Her sister Kendall is ten, which means she’s going to call me soon, right when she needs to unload her allotment of Girl Scout cookies. She knows I’m going to buy some, but she tries to upsell me like she’s working for commission.
“Uncle Paul.”
“Keith.”
“Whatever. Look, last year, you got a box of Thin Mints and a box of Do Si Dos. What’s it gonna take to put you in a box of Samoas too?”
“I don’t know, Kendall. Those have a lot of fat content.”
“Listen. I don’t normally do this, but I like you. I want you to have these Samoas. But Aunt Nancy’s asking about them too. You should hop on this chance before she does.”

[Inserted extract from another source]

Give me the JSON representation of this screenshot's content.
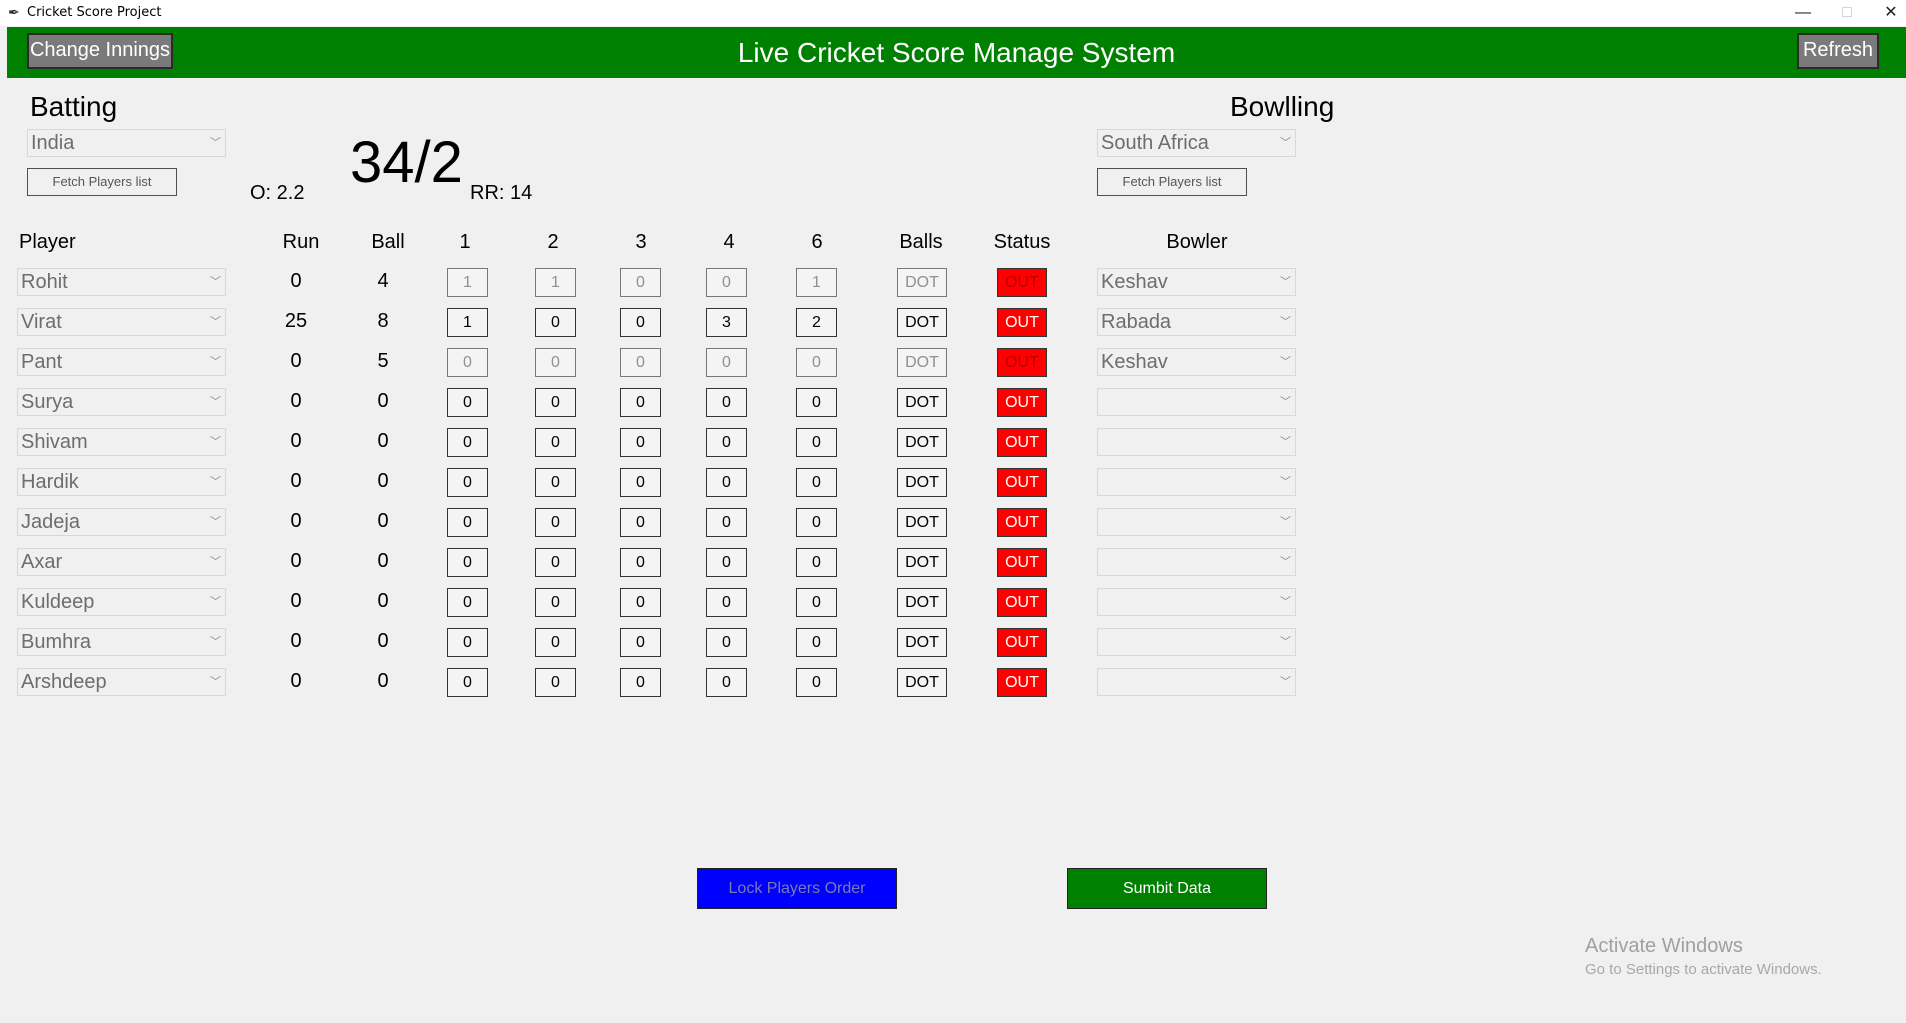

Okay, she didn’t really say that last part, but I almost expect her to. Her mom works from home, so unlike every other Girl Scout in the world, she can’t have a third party go to the office and annoy co-workers with cookie sales for six weeks. She has to hustle and do it herself. (Which means I doubt she’ll vote for a Democrat in 8 years.)

My other sister Nancy has two girls as well, Camden (5) and Mary (7). For the most part, they get along like sisters should. But every now and then, they get along like sisters normally do. After one such occasion, Mary wrote a note and placed it on Camden’s bed before she woke up. I kid you not, this is what it read:
Dear Camden,
If you are nice to your sister, she’ll be nice to you. If you’re not nice to your sister, I will make your life horrible.
Signed,
God

Wow. Not only was Mary clever and slightly mean at the same time, but she also knows the difference between “your” and “you’re”, something I can’t say for most people who use email. Then again, with the pen name she chose, she probably felt more obligated to proofread her writing.

Well, Camden believed it, and the girls get along great now. They’re both learning quite a bit about God in Sunday school. You know Sunday school, right? It’s where kids go while the adults are in church. I can only pray we soon have a place like that for cell phones. Anyway, I’m worried that their Sunday school teacher may be pouring it on a little thick. For example, Camden and Mary were coloring pictures at my mom’s house.
“Oooh, those are pretty pictures, girls. What’s your favorite color, Mary?”
“Brown, because I like chocolate.”
“What about you, Camden?”
“I don’t have a favorite color, because I don’t want to hurt God’s feelings.”

If that was really her reason, then I don’t think more adorable words have ever been spoken. But I think she may have just wanted to one-up Mary’s answer in the spirit of sister rivalry, in which case it’s adorable as well as hilarious.